Monday, February 21, 2005

"Bat Country" no more

"There he goes. One of God's own prototypes. Some kind of high powered mutant never even considered for mass production. Too weird to live, and too rare to die."

-Raoul Duke re: Hunter S Thompson


Son of a bitch.


And yes, never did a quote so fit someone so well.

Sometimes you see things and you think, yeah, that was going to happen. It still doesn't change that when they do, you still can't get over the loss of it all.

A confession is in order.

I never smoked pot, took acid, coke, crank, mezcaline, peyote or speed. The amount of alcohol I have imbibed could probably fill a keg and still have some space left.

As such, I am highly unqualified to talk about the experiences of a man who lived more or less permanently stoned about his ever loving mind as a matter of principle.

That's fine, you don't need to be stoned to appreciate Thompsons work any more than one would need to be a pedophile, to like the work of Townsend and The Who. It might help to explain Michael Jackson, but that's another issue.

Shit like Michael doesn't need to fit into this, but that was Hunter. He'd work in the current with the obscure, with his own perspective of the world from his compound in Aspen. A walking, talking, drinking, dropping Paul Bunyan, telling tall tales laced with equal parts truth and anger. Part of the story, but it was never about him. I remember as a kid reading an article about a drinking buddy in Aspen, whom he nearly cracked the neck of if he had been stronger, who praised Reagan.

241 dead Marines in October 83, by a bomber who was from a group that was financed by the US government that traded arms for hostages. We killed our own, by being the almighty bastards that we were destined to be. By God, this was America.

"Semper FI! Semper Fi! 241 dead marines in Lebanon! And who killed them?"

That thought, that image was the first time that I questioned our nation and its infallibility. Such a great nation couldn't fuck up that much, could we?
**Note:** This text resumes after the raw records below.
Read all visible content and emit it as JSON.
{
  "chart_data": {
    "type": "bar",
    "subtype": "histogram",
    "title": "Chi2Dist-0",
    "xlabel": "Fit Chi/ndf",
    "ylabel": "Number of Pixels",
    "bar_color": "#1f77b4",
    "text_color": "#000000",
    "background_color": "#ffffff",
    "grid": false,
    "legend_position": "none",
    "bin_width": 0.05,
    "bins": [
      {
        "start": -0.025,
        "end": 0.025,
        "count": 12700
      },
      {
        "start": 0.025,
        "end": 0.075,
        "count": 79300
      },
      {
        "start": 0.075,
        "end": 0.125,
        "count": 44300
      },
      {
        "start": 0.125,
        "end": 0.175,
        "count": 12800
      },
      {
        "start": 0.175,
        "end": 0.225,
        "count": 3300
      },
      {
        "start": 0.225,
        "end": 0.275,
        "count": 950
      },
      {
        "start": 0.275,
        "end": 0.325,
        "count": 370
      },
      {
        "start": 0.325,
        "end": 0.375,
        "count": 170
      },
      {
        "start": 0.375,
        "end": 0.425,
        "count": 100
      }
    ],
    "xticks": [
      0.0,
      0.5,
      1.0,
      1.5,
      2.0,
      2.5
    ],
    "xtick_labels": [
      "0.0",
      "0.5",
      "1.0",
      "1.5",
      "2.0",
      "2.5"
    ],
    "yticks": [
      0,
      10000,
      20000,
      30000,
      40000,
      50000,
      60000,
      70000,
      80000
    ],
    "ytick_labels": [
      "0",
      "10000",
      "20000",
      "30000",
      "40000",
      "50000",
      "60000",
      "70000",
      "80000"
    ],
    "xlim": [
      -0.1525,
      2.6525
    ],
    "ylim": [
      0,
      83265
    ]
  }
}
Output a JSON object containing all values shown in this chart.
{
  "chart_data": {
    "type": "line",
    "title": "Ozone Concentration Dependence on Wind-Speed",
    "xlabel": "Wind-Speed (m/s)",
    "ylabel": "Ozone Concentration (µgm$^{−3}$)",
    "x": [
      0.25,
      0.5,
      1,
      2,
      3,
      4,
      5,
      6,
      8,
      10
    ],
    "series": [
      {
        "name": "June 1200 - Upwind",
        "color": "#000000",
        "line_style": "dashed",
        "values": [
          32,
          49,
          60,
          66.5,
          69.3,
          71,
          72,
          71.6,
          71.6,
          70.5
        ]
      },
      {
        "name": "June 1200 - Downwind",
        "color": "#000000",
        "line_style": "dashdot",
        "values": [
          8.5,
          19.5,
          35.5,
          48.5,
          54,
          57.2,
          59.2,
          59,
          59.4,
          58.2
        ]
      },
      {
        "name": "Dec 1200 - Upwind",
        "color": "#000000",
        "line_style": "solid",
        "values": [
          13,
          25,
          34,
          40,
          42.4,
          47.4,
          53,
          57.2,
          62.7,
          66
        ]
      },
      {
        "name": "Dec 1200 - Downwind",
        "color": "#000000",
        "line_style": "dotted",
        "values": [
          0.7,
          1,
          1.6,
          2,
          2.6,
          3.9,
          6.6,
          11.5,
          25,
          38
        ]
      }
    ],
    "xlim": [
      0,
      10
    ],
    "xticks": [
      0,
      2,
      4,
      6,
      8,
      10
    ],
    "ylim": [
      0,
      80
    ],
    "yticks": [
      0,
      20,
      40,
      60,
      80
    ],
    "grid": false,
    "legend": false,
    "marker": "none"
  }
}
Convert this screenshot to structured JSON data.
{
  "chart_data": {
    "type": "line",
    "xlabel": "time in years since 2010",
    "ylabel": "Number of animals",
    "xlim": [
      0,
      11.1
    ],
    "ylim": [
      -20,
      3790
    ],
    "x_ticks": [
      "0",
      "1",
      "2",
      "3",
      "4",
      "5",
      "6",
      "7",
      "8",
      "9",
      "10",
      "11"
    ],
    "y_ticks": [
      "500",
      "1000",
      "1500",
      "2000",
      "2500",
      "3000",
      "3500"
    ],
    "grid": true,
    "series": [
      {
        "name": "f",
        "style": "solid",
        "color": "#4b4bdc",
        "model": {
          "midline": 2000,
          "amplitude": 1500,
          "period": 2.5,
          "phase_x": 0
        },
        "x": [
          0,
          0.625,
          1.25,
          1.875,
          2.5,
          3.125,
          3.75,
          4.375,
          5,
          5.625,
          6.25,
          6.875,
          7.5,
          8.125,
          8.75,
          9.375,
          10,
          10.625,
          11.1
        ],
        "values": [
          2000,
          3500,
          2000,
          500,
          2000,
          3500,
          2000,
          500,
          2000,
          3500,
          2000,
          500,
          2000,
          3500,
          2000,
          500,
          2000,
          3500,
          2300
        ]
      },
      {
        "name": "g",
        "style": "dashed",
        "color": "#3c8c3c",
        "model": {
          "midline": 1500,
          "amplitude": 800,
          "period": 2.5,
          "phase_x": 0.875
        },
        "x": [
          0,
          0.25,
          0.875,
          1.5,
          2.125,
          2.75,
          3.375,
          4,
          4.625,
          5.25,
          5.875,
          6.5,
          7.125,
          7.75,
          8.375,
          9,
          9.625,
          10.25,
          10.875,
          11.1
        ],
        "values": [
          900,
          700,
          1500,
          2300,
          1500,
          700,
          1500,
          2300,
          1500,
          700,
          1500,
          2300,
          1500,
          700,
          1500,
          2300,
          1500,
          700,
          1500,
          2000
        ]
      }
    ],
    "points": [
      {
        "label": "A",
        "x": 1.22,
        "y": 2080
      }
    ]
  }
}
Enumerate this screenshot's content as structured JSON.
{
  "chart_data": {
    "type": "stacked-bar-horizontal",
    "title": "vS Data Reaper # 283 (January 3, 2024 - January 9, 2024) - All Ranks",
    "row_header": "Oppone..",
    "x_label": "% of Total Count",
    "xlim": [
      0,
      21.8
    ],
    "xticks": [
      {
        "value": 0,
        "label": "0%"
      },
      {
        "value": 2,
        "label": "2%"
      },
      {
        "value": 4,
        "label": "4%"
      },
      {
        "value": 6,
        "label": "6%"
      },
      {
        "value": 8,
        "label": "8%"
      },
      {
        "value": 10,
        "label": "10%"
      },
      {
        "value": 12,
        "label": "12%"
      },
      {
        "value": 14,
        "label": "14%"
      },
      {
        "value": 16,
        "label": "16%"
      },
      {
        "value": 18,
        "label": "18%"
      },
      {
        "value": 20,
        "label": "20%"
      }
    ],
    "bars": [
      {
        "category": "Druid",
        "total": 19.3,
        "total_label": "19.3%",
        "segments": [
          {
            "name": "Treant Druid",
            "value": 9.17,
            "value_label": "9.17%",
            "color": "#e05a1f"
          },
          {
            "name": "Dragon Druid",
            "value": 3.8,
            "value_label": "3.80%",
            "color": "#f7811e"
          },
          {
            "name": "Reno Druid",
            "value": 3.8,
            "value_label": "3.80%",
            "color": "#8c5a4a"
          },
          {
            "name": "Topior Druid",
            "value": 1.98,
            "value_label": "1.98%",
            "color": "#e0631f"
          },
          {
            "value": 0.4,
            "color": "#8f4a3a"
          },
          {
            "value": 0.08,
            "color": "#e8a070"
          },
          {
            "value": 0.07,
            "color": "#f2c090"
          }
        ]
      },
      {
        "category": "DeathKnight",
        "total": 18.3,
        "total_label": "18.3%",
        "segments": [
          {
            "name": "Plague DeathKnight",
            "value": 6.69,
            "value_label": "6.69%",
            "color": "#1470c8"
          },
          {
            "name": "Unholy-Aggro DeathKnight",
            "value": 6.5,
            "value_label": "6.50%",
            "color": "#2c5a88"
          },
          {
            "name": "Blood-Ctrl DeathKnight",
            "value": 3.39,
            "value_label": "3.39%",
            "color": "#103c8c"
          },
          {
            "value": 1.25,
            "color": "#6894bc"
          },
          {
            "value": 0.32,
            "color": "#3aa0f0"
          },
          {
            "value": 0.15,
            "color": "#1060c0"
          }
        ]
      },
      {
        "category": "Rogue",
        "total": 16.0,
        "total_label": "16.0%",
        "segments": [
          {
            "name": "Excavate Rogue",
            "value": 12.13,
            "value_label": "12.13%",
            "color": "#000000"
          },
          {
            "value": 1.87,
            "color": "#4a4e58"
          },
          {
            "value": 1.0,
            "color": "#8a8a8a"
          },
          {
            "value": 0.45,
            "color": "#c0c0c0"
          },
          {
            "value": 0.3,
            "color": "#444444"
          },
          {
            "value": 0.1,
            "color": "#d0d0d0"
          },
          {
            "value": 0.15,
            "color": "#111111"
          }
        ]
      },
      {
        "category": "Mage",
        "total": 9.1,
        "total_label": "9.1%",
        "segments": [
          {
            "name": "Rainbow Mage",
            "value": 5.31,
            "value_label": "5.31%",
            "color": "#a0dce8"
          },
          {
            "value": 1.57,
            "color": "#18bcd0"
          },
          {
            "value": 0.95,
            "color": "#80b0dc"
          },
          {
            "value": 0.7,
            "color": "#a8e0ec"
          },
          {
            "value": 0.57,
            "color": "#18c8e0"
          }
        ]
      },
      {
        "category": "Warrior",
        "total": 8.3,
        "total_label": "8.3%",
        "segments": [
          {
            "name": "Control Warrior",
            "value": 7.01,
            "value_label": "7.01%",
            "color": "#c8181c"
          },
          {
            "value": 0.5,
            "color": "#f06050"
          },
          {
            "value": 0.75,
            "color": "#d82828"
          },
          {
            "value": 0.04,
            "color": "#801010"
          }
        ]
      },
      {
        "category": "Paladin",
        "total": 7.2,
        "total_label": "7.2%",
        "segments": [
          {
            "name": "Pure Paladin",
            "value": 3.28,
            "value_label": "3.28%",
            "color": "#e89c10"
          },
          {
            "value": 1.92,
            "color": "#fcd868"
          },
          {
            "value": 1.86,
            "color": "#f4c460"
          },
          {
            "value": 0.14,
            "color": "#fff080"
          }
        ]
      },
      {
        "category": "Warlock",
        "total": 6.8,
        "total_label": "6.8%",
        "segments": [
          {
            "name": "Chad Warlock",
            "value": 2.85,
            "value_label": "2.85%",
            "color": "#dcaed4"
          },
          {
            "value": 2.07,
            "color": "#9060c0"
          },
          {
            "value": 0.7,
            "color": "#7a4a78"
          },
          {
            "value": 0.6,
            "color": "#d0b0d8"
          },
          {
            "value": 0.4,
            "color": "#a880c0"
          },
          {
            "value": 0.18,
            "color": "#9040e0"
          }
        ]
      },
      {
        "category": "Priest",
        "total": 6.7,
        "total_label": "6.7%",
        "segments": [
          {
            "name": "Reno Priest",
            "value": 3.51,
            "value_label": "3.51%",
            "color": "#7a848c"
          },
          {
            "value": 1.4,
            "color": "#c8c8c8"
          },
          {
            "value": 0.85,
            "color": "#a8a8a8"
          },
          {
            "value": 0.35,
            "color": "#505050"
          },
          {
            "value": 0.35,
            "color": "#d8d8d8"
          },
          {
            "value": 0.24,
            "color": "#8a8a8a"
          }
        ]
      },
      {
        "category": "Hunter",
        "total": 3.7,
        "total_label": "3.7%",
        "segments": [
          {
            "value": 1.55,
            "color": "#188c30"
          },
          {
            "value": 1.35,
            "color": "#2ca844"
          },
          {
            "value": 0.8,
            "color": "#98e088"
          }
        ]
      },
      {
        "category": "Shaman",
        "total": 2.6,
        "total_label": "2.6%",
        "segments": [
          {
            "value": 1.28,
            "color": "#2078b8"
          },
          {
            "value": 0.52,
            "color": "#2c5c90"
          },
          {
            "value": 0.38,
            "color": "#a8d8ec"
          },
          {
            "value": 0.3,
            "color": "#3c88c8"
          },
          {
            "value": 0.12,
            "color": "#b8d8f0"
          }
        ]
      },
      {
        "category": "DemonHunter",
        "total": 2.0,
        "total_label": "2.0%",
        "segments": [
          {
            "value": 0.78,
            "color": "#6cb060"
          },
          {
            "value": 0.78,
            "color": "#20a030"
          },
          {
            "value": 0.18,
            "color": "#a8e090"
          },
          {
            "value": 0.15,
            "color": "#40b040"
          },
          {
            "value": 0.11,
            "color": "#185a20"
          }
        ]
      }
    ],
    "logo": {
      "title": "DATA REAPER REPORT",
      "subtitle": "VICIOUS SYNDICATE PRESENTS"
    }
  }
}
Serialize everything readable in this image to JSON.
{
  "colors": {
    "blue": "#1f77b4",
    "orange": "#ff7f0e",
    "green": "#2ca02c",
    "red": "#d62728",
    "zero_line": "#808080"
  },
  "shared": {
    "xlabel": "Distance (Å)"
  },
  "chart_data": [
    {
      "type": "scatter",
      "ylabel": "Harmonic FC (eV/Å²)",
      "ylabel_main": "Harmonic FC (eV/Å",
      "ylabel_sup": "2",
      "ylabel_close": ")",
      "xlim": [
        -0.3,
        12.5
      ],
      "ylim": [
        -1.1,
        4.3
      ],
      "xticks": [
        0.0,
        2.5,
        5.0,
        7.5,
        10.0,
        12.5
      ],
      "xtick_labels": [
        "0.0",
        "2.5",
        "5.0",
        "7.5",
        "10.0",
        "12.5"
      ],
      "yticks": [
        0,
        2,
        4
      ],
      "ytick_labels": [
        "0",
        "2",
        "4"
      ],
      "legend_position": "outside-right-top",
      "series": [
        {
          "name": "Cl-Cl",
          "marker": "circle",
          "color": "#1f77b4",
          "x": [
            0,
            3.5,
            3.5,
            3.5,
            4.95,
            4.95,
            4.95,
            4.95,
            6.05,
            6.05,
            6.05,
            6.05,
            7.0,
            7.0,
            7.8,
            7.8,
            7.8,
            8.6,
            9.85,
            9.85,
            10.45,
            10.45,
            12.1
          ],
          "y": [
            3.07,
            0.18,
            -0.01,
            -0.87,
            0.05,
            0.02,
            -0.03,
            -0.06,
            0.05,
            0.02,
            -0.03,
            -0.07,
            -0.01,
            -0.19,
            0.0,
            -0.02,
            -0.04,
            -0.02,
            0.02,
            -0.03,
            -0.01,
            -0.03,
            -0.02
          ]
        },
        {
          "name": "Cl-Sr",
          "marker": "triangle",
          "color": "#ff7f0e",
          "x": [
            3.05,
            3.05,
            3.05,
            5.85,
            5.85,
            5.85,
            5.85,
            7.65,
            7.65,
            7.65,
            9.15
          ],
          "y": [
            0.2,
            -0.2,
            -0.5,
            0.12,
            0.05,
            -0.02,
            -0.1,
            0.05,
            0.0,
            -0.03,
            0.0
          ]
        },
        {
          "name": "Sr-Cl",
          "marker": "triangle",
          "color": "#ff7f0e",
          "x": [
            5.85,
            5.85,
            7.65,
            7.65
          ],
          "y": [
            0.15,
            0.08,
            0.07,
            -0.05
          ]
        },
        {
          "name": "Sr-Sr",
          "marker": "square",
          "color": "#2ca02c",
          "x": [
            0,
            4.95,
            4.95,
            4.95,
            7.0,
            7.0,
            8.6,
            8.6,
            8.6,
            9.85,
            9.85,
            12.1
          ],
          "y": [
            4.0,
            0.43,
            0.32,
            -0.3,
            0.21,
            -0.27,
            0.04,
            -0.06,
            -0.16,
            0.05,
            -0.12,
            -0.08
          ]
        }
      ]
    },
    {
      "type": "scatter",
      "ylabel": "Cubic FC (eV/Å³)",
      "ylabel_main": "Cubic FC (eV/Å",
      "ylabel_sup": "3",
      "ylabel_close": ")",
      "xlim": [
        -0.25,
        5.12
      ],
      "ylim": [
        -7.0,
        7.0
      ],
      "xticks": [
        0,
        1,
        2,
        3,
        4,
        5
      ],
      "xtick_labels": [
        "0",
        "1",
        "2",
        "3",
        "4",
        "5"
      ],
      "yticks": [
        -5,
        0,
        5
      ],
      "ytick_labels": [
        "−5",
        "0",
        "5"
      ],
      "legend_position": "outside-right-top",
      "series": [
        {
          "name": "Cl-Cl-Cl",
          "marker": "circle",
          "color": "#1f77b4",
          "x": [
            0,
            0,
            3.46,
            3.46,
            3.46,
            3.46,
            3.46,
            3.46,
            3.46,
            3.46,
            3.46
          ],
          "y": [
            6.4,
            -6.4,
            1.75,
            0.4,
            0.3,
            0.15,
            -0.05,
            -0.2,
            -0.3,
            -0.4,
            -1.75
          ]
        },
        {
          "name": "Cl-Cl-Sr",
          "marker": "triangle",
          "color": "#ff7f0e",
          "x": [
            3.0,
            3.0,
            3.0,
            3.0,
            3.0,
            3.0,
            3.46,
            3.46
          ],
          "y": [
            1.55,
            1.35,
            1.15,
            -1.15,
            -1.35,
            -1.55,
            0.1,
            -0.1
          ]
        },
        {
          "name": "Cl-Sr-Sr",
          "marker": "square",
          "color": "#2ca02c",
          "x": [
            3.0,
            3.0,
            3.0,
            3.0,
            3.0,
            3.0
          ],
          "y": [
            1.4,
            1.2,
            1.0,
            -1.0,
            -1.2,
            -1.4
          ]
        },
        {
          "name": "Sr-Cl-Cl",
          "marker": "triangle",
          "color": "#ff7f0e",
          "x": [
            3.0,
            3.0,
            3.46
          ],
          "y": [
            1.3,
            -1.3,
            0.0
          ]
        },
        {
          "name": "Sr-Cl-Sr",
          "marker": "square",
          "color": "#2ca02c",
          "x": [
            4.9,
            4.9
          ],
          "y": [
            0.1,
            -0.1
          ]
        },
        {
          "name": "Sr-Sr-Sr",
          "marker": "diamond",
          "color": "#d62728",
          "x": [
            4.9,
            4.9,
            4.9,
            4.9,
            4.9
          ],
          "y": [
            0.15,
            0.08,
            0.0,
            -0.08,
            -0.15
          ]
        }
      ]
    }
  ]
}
Oh, but boy can we ever, as I would learn over time.

Some people called him nothing but a wasted loser, spewing shit. A waste of humanity. To those, I say, as I am sure he would agree, go fuck yourself. The thing lost on some who focus on the drugs and the antics is that, in spite of it all, or perhaps because of it, he had a point. It's a point that a lot of people have who are on the outside now, looking in on today's America. This land is a great land, the best in the world. Freedom is a wonderful gift, and a treasure. But as for a lot of the people in this land? A load of douchebags, pig fuckers and crazed razor bladed freaks, waiting to cut you to sell your blood for their next rock of crack.

"Pearls before swine" he dubbed it. And that was the genius. Simple. Profound. Eloquent in its harshness. Gonzo journalism may live on in the heart of some bitter hazed blogger, but it will never be the same.

Thompson wrote about "the edge", that no one can relate to what it is like to be on the edge until you are at it or just past it. Some have said perhaps this was his reaching the edge, or that maybe he was sick. The fact is we'll never know. No note, no real knowledge of what was in his head (apart from the bullet) when he killed himself. And that, for a person who was as fiercely private as he was outspoken, is exactly the way that I would figure he would leave us. Frankly, it's not our goddamned business.

Rest well, old man. At least you don't have sit through the show anymore.